Slicing numpy array with closed path

Question

import numpy as np
from matplotlib.path import Path

w, h = 300, 200

mask = np.zeros((h, w))

verts = [(0, h), (w/2, 0), (w, h), (0, h)]
codes = [Path.MOVETO, Path.LINETO, Path.LINETO, Path.CLOSEPOLY]

path = Path(verts, codes)

mask[path.contains_points(mask)] = 1

result:

Traceback (most recent call last):
  File "test.py", line 13, in <module>
    mask[path.contains_points(mask)] = 1
  File "C:\Python27\lib\site-packages\matplotlib\path.py", line 488, in contains_points
    result = _path.points_in_path(points, radius, self, transform)
TypeError: Argument 0 to points_in_path must be an Nx2 numpy array

So matplotlib.path.Path.contains_points() does not expand array indexes which would be useful for mask creation.
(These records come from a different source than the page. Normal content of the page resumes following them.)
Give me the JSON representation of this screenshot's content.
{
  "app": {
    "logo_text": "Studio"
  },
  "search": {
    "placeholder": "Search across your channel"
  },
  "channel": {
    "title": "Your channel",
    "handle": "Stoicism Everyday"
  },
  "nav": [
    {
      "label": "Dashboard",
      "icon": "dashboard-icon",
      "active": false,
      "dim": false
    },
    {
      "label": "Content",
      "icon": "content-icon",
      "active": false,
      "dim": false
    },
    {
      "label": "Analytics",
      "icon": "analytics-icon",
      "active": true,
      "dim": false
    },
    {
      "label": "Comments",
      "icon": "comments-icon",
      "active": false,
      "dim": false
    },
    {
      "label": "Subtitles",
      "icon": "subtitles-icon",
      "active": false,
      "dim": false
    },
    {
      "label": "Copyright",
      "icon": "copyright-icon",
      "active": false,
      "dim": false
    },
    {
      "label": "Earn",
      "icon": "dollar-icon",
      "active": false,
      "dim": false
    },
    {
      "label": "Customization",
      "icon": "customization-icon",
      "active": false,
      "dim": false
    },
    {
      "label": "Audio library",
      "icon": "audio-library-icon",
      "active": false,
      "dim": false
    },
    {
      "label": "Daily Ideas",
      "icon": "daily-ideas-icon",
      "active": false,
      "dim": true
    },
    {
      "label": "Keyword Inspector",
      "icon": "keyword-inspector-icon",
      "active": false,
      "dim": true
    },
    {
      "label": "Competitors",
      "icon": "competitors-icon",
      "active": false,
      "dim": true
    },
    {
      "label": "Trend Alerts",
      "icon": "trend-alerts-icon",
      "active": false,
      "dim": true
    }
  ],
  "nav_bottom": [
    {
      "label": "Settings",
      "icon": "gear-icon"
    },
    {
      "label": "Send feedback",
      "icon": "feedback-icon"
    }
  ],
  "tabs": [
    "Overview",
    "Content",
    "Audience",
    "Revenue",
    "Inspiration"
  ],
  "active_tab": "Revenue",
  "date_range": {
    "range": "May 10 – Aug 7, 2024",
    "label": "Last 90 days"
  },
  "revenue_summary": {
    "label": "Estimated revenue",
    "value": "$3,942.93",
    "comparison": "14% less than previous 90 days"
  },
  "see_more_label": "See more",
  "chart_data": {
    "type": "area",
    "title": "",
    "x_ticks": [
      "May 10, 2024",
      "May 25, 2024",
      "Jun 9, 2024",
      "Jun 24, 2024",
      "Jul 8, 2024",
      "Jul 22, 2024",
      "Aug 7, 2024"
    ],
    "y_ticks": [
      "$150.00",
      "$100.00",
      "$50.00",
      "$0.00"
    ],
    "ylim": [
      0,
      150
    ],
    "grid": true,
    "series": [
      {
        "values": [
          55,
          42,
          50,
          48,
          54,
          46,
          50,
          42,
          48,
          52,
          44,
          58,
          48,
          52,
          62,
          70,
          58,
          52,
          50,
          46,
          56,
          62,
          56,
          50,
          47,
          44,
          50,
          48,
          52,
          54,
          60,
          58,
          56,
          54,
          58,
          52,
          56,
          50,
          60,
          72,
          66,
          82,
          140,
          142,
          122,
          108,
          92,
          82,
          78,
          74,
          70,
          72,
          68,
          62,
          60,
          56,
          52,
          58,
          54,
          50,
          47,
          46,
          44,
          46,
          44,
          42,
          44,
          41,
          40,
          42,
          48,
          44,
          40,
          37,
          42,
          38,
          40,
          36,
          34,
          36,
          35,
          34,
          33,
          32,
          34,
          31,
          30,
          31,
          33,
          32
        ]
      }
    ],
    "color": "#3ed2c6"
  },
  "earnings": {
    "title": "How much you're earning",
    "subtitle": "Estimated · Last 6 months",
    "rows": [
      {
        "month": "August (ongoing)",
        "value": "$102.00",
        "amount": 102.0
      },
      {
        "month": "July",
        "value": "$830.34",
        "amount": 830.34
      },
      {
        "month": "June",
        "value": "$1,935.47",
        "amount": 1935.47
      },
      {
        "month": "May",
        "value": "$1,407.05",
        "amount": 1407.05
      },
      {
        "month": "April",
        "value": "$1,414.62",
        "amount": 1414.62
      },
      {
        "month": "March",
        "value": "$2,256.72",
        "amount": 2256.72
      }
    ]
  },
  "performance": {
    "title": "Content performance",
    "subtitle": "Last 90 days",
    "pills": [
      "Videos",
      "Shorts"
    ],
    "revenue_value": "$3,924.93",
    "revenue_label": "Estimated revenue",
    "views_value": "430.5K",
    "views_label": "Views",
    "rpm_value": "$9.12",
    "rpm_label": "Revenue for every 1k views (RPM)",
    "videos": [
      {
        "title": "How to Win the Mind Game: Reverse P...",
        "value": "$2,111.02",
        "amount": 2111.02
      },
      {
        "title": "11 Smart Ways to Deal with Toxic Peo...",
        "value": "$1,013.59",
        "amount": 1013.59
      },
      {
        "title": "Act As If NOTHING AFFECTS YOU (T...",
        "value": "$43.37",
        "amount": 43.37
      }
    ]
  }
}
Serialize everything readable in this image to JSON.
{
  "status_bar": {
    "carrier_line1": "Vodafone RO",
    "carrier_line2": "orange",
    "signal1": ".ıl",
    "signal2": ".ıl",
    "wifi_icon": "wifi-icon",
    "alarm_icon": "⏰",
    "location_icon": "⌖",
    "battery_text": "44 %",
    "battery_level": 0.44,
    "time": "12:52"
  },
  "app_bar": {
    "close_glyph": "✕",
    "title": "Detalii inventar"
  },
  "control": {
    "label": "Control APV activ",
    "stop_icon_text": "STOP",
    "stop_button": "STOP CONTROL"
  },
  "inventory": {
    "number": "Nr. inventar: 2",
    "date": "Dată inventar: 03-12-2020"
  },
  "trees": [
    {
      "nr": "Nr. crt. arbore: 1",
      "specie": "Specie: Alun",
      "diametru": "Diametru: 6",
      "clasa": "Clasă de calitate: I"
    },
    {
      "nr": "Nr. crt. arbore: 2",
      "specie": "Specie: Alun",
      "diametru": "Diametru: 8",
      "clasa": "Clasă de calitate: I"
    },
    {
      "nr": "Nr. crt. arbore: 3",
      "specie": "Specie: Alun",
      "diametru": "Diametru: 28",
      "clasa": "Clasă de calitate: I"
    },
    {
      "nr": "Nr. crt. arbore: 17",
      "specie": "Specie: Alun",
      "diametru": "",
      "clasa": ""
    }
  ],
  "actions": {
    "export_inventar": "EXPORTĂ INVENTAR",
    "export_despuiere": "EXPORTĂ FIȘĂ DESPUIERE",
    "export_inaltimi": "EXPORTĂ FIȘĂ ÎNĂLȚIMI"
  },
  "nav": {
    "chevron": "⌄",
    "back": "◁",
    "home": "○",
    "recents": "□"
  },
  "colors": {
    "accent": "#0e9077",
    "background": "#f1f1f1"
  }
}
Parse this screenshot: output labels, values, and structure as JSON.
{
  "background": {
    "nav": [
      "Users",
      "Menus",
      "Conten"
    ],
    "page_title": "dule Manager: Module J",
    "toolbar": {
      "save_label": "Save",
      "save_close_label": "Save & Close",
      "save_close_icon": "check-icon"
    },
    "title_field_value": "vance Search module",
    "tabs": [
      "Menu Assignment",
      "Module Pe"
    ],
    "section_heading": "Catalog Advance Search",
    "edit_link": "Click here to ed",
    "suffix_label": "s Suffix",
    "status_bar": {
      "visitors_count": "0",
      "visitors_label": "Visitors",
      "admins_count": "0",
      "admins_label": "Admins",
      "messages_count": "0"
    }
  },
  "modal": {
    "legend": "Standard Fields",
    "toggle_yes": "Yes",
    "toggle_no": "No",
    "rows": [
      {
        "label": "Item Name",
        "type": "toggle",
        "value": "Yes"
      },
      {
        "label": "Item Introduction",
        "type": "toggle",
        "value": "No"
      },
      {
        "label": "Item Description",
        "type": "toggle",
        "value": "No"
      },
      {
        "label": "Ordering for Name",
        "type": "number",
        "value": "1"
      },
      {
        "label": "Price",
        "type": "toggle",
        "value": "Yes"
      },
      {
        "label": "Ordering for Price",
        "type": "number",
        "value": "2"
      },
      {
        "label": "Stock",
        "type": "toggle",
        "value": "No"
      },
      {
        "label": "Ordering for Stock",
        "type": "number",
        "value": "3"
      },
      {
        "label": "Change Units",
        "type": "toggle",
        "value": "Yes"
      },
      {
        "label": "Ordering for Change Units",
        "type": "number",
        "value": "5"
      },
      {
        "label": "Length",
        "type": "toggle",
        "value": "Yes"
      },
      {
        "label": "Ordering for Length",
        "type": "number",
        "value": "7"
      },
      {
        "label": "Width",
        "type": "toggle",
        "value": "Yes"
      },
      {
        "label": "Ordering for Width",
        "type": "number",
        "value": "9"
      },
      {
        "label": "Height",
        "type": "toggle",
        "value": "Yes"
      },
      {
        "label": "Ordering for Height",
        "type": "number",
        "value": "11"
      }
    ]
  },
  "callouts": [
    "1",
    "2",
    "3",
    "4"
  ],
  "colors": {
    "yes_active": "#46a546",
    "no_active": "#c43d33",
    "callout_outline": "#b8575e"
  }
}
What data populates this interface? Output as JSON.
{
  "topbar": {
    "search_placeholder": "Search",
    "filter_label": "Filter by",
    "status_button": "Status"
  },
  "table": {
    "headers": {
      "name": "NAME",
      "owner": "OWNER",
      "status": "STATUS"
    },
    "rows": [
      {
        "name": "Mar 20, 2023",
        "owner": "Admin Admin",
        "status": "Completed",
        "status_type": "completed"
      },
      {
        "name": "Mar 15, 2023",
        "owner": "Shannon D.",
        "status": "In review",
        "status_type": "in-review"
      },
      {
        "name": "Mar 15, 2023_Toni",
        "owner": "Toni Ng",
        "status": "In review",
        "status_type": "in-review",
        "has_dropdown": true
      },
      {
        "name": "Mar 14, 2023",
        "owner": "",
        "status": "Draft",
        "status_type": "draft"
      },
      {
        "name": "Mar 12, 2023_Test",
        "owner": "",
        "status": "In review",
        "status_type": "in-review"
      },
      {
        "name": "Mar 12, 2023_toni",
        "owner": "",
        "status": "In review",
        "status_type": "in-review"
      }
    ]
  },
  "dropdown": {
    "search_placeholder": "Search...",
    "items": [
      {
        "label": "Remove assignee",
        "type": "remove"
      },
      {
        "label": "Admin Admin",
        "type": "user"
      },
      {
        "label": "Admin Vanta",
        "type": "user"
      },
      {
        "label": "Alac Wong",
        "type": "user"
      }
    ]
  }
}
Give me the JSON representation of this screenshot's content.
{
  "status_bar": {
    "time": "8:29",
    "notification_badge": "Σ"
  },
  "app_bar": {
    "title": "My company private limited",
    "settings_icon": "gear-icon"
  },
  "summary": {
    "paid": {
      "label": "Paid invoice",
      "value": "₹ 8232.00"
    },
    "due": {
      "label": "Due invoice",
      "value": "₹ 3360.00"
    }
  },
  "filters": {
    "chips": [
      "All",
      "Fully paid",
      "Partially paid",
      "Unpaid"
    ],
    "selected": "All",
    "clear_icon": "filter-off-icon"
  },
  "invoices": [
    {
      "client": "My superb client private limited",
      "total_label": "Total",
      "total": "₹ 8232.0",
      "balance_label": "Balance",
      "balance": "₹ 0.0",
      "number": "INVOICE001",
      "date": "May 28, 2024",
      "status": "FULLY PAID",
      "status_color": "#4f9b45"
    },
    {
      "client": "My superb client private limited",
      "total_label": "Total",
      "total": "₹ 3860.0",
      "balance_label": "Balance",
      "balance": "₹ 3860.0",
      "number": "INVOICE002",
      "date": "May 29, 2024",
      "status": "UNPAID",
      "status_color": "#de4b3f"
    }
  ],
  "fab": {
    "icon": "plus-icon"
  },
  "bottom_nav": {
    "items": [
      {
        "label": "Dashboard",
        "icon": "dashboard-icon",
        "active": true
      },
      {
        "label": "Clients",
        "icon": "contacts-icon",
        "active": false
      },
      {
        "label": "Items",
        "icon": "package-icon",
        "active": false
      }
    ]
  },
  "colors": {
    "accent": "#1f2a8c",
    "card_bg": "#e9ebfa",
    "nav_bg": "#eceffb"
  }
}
How to mask numpy array with closed path (with matplotlib or without it if it's possible)

Answer 1

The problem here is that path.contains_points expects to receive an array of coordinates (Nx2 array). Then it returns a vector with N points with True or False for each point.

So, you need to create an array of coordinates (e.g. [[0,0], [0,1], [0,2] ...]) for the area you want to search through. Then you can feed it to contains_points to know which of the points are within the path.

There are several ways of accomplishing this, for example:

coordinates = np.dstack(np.meshgrid(np.arange(w), np.arange(h))).reshape(-1,2)
within = coordinates[path.contains_points(coordinates)]
mask = np.zeros((h,w))
mask[within[:,1], within[:,0]] = 1

Now you should have an array with size h x w and 1's inside the mask.

Btw, the use of matplotlib.path is a nice trick!